Sarah Hanson-Young: Well look, we're not necessarily into horse trading. The whole idea of how the
senate works is through a process of negotiation, but the Greens have a proud history of defending
the rights of a fair go, and we will continue to do that. I would prefer this not to be an election
issue. I'd prefer that we took the political heat out of this and that all parties decided that
actually this is such a complex issue, we do need to get it right, but there are human rights
standards and standards that human beings believe in basic humanity and treating each other fairly.

Helen Dalley: Sorry senator, I just want to move on briefly. The polls show that the Greens are
winning a lot of voters that Kevin Rudd and Labor are losing, particularly over the backdown of the
ETS. Do you think voters are losing faith in the PM's ability to deliver on promises, and losing
trust in what he says and promises?

Sarah Hanson-Young: I do think that the Prime Minister has lost face. He's broken promise after
promise, and of course all talk and no action. But on the other hand you've got Tony Abbott running
around spruiking all these things with absolutely no credibility. Whether you look at the lack of
action on climate change, whether you look at his disastrous policies on asylum seekers and wanting
to go back to the darkest days of John Howard, unfortunately there is just no leadership on either
side.

Helen Dalley: What responsibility do you Greens have to wear for discrediting the Prime Minister's
ETS and helping the coalition destroy it?

Sarah Hanson-Young: Well of course the CPRS was never going to actually tackle climate change, and
that was always our problem.

Helen Dalley: But at least it put a price on carbon and had a policy, and you tried to destroy it
and discredit it, and now you have to wear some responsibility for that, don't you?

Sarah Hanson-Young: Well, we never wanted the CPRS to go through with a ridiculously low target of
5%. It was never going to tackle climate change and it was going to lock us into failure. Now the
Greens are the only party in the parliament that has a plan for putting a price on carbon, and
we've gone to the Prime Minister and to Senator Penny Wong numerous times to say let's get together
and get this up. It's the best interim approach that the parliament could agree on. It's right
there, it's ready to go. The Prime Minister has run away from climate change just like he's run
away from his promises over government advertising, or indeed not detaining children in immigration
detention.

Helen Dalley: On that government advertising, the government's spending $38 million on advertising
the proposed mining tax. Now you are planning to introduce a private senators bill to try and
legislate the guidelines. How will that make governments any more accountable when both sides have
been guilty of this, the Howard government did it over the GST?

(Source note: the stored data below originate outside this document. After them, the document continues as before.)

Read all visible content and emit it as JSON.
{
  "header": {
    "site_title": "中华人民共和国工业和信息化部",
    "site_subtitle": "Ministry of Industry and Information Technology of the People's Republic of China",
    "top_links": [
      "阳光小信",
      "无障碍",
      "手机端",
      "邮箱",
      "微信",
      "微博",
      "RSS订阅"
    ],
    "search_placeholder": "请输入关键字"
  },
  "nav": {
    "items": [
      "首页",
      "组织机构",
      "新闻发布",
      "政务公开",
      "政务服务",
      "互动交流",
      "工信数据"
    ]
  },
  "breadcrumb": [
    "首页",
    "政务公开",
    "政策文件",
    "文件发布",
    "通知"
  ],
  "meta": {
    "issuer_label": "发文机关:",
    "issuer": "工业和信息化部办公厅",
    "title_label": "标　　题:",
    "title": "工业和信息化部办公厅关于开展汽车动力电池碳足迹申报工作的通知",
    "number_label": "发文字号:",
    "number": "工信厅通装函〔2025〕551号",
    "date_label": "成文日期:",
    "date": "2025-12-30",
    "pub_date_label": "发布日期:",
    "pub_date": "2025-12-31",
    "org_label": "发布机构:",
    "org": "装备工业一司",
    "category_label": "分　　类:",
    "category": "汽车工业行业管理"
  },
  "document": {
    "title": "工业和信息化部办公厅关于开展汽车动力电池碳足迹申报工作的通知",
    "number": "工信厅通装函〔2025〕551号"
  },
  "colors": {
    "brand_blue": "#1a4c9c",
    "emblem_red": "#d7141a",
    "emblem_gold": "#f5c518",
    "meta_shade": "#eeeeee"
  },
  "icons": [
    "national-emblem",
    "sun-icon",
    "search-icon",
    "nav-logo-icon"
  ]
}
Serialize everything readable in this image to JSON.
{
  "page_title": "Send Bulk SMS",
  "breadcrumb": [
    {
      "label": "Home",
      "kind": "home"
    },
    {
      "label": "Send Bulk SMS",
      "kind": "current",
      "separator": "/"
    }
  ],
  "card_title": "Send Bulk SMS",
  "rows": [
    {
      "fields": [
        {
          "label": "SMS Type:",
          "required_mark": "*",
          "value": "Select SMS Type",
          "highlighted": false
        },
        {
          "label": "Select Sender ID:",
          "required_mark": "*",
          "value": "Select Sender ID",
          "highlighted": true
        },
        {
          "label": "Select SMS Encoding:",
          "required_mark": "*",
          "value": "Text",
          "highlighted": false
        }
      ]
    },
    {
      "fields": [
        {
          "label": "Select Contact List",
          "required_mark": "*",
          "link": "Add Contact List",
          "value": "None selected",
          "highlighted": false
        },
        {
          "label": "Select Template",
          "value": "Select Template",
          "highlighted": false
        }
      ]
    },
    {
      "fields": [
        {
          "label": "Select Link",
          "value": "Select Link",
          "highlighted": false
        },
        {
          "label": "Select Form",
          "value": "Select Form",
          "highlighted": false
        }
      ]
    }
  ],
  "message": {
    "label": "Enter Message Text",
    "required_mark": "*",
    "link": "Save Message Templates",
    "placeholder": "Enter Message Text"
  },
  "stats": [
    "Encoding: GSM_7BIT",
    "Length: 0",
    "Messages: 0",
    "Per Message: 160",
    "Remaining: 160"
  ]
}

Sarah Hanson-Young: Absolutely. Look, both sides have been guilty of it and that's precisely why we
need these guidelines in legislation. Senator Brown will be introducing a private members bill in
the next week of parliament, and it basically puts forward the guidelines that Kevin Rudd promised
and of course has watered down. But because it's in legislation, he wouldn't be able to do that. So
we're now calling on the opposition to back the legislation and to support a bill that would ensure
that the auditor general is able to make an independent decision over government advertising that's
over $250,000, which was the current government, the Labor government's policy, but of course
they've backed down on that.

Helen Dalley: We have run out of time. Thanks so much for joining us, Senator Sarah Hanson-Young.

Sarah Hanson-Young: Thank you, Helen.